Although for those people who are certain that the markets are in freefall, or for those who feel the UK is different to the US and less affected by sub prime fallout, the spread betting companies have come up with an interesting type of speculation.

 

You can now spread bet on the future UK average house prices.

 

How does it work?

 

Looking at IG Index they make their spreads based on “the Halifax House Price Survey produced by HBOS, the premier and most widely publicised indicator of the UK housing market. So, whether you want to profit from predicted market shifts or hedge against the value of property you already own, you can back your judgement against nationally recognised figures”.

Prices are given in points per £1,000. You simply ‘buy’ if you think the average price is set to rise or ’sell’ if you think it will fall.

The current spread of the Average London House Price (December) market is 258.1 to 264.1 points.

The current spread of the Average UK House Price (December) market is 163.1 to 166.7 points.

(Both December markets expire on 31 December).

So focussing on London, that spread is basically saying you can bet on London house prices being higher than £264,100 or lower than £258,100 on 31 December.

 

You bet in £x per point. Where a point is £1,000 of the house price. So if you are trading £15 per point and the average house price moves £5,000 (5 points) your profit / loss would change by £15 per point x 5 points = £75.

 

Taking the above London spread let’s say you think the prices will continue to fall.
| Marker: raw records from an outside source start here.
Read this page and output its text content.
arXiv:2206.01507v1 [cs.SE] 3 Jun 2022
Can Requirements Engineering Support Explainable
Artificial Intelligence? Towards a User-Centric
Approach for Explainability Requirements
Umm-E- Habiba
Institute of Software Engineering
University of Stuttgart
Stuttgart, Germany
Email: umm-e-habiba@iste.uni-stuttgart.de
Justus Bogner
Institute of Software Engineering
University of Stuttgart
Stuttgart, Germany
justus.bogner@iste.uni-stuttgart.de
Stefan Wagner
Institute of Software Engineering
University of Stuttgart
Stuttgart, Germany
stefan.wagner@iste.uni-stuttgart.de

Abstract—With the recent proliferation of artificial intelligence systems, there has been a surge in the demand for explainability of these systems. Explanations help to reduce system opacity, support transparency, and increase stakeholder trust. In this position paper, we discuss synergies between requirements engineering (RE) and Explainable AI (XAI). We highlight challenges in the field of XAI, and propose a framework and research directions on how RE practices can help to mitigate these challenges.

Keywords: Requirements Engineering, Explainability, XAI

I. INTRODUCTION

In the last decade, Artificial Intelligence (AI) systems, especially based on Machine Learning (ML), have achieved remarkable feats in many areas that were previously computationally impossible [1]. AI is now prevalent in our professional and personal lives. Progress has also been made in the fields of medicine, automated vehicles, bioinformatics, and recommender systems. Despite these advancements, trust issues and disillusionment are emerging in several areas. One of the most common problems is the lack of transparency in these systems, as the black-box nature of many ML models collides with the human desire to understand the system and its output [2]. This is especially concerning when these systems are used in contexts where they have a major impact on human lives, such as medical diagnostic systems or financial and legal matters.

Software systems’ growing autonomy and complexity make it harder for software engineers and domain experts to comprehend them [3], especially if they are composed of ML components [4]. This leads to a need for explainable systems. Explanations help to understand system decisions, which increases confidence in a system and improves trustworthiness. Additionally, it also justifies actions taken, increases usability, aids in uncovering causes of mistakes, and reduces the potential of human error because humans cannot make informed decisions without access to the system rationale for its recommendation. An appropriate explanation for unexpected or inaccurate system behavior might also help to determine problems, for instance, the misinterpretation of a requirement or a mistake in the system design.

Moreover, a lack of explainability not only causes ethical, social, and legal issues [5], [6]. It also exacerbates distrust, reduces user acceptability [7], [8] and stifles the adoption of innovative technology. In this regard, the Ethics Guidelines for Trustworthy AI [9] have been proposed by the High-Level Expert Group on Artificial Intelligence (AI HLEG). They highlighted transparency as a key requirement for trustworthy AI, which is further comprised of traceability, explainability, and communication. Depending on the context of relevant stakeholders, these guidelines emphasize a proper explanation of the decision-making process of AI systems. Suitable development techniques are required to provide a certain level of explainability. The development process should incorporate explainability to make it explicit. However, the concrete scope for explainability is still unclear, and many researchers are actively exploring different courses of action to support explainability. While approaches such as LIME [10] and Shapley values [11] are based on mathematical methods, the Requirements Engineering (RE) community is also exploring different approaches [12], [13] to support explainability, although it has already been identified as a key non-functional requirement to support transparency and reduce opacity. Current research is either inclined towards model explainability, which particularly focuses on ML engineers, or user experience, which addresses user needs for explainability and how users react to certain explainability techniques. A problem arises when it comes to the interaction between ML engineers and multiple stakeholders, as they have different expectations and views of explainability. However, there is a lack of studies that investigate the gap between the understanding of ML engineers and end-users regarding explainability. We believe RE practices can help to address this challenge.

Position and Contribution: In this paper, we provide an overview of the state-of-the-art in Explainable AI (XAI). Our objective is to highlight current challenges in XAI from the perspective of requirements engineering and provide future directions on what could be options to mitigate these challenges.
You could therefore Sell £20 per point at 258.1 points.

 

If the market does fall to let’s say 249.5 points (ie £249,500) then you would win / lose: (258.1 points – 249.5 points) x £20 per point = £172 profit.

 

Note that profits in spread betting are tax free*.

 

But if the UK market has a correction or simply stops falling or if London is more resilient to the current mortgage malaise then the average London house price could be £265,200 on 31 December.

 

Therefore if the market closes at, let’s say, 265.2 points then you would win / lose: (258.1 points – 265.2 points) x £20 per point = -£142 loss.

 

Of course, as the example above shows, as with all spread betting, care is needed.

Financial spread betting carries a high level of risk and may not be suitable for all classes of investor. Only trade with money that you can afford to lose. Make sure you fully understand the risks involved. If necessary, seek independent financial advice.

* Note that Tax Law may be different if you pay tax in a jurisdiction outside the UK, it can also change.